Bruce Dickinson has seen firsthand how the new streaming model financially straps up-and-coming acts. After all, the Iron Maiden frontman has two children, Austin and Griffin, who are aspiring musicians – and he thinks their generation is "being completely stuffed."

"My two boys [are] both doing their own thing, and they both just got signed to record labels and stuff," Dickinson told Opie Radio yesterday. "So they're going through the whole process right now."

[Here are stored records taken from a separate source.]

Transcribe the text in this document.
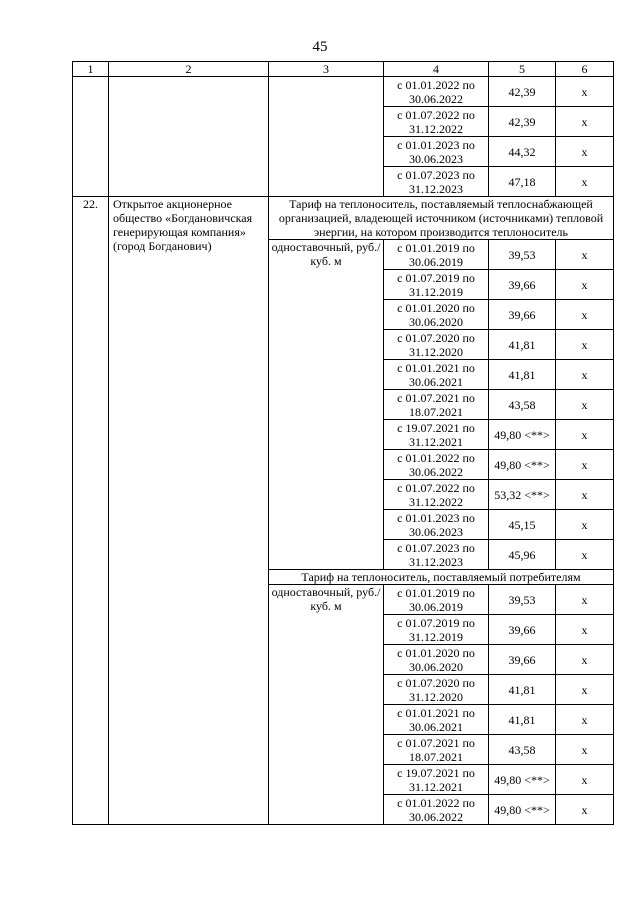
45
1	2	3	4	5	6
			с 01.01.2022 по 30.06.2022	42,39	х
			с 01.07.2022 по 31.12.2022	42,39	х
			с 01.01.2023 по 30.06.2023	44,32	х
			с 01.07.2023 по 31.12.2023	47,18	х
22.	Открытое акционерное общество «Богдановичская генерирующая компания» (город Богданович)	Тариф на теплоноситель, поставляемый теплоснабжающей организацией, владеющей источником (источниками) тепловой энергии, на котором производится теплоноситель			
		одноставочный, руб./куб. м	с 01.01.2019 по 30.06.2019	39,53	х
			с 01.07.2019 по 31.12.2019	39,66	х
			с 01.01.2020 по 30.06.2020	39,66	х
			с 01.07.2020 по 31.12.2020	41,81	х
			с 01.01.2021 по 30.06.2021	41,81	х
			с 01.07.2021 по 18.07.2021	43,58	х
			с 19.07.2021 по 31.12.2021	49,80 <**>	х
			с 01.01.2022 по 30.06.2022	49,80 <**>	х
			с 01.07.2022 по 31.12.2022	53,32 <**>	х
			с 01.01.2023 по 30.06.2023	45,15	х
			с 01.07.2023 по 31.12.2023	45,96	х
		Тариф на теплоноситель, поставляемый потребителям			
		одноставочный, руб./куб. м	с 01.01.2019 по 30.06.2019	39,53	х
			с 01.07.2019 по 31.12.2019	39,66	х
			с 01.01.2020 по 30.06.2020	39,66	х
			с 01.07.2020 по 31.12.2020	41,81	х
			с 01.01.2021 по 30.06.2021	41,81	х
			с 01.07.2021 по 18.07.2021	43,58	х
			с 19.07.2021 по 31.12.2021	49,80 <**>	х
			с 01.01.2022 по 30.06.2022	49,80 <**>	х
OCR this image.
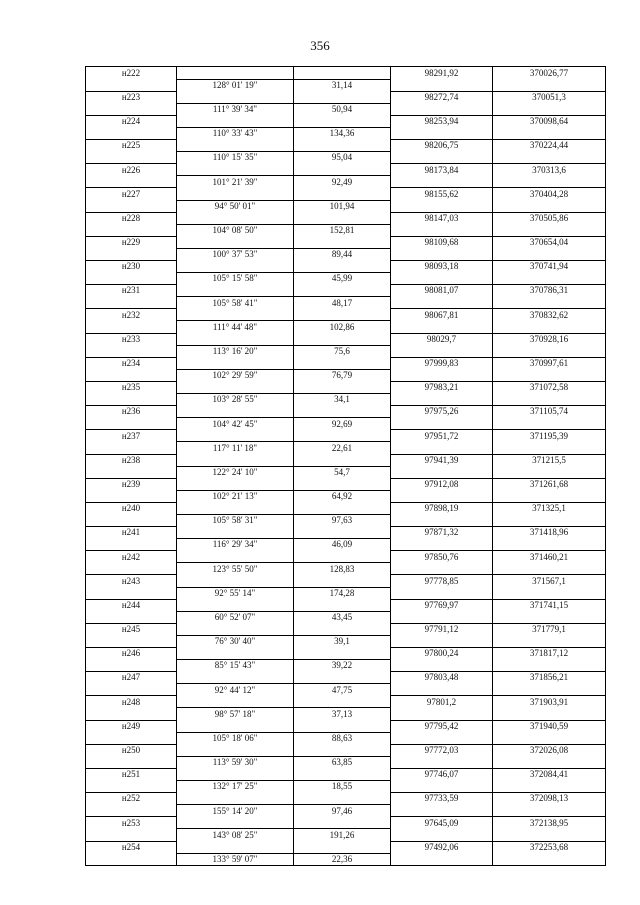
356
н222			98291,92	370026,77
	128° 01' 19"	31,14		
н223			98272,74	370051,3
	111° 39' 34"	50,94		
н224			98253,94	370098,64
	110° 33' 43"	134,36		
н225			98206,75	370224,44
	110° 15' 35"	95,04		
н226			98173,84	370313,6
	101° 21' 39"	92,49		
н227			98155,62	370404,28
	94° 50' 01"	101,94		
н228			98147,03	370505,86
	104° 08' 50"	152,81		
н229			98109,68	370654,04
	100° 37' 53"	89,44		
н230			98093,18	370741,94
	105° 15' 58"	45,99		
н231			98081,07	370786,31
	105° 58' 41"	48,17		
н232			98067,81	370832,62
	111° 44' 48"	102,86		
н233			98029,7	370928,16
	113° 16' 20"	75,6		
н234			97999,83	370997,61
	102° 29' 59"	76,79		
н235			97983,21	371072,58
	103° 28' 55"	34,1		
н236			97975,26	371105,74
	104° 42' 45"	92,69		
н237			97951,72	371195,39
	117° 11' 18"	22,61		
н238			97941,39	371215,5
	122° 24' 10"	54,7		
н239			97912,08	371261,68
	102° 21' 13"	64,92		
н240			97898,19	371325,1
	105° 58' 31"	97,63		
н241			97871,32	371418,96
	116° 29' 34"	46,09		
н242			97850,76	371460,21
	123° 55' 50"	128,83		
н243			97778,85	371567,1
	92° 55' 14"	174,28		
н244			97769,97	371741,15
	60° 52' 07"	43,45		
н245			97791,12	371779,1
	76° 30' 40"	39,1		
н246			97800,24	371817,12
	85° 15' 43"	39,22		
н247			97803,48	371856,21
	92° 44' 12"	47,75		
н248			97801,2	371903,91
	98° 57' 18"	37,13		
н249			97795,42	371940,59
	105° 18' 06"	88,63		
н250			97772,03	372026,08
	113° 59' 30"	63,85		
н251			97746,07	372084,41
	132° 17' 25"	18,55		
н252			97733,59	372098,13
	155° 14' 20"	97,46		
н253			97645,09	372138,95
	143° 08' 25"	191,26		
н254			97492,06	372253,68
	133° 59' 07"	22,36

There's little support from the record companies, and services like Spotify and Apple Music don't pay at the same rate as CD and vinyl editions do. Yet, there seems to be little anyone can do about this state of affairs, Dickinson notes, because the largest chunk of the listening public these days has shifted away from owning physical copies of music.

"It's just like one of those kind of damned-if-you-do-damned-if-you-don't moments, really," Dickinson said. "Kids love music, and people love music now more than probably any other time in human history, right? So what do you do? Do you say that people that love everything, 'You're all criminals, just 'cause you love it'? That's what sank all the record labels, who didn't figure out that ... these people are not trying to do harm. They just love it, you know?"

How this ultimately will impact the future is what concerns Dickinson. "What's sad, I think, is for the young bands coming up," he explained. "'Cause, I mean, how are they gonna make a living? Because, basically, they are being completely stuffed by not so much illegal downloading – although, yeah, that kind of, obviously, goes on and all the rest of it. But the bar is now so low in terms of what value people place on people's creativity and music and stuff like that, and it's just getting driven down into the basement."

Austin Dickinson's band is called As Lions; Griffin's is called Shvpes. Iron Maiden, meanwhile, are set to release The Book of Souls, the group's first double album, on Sept. 4. Touring plans are on hold until 2016 while Dickinson continues to recover from a cancer scare.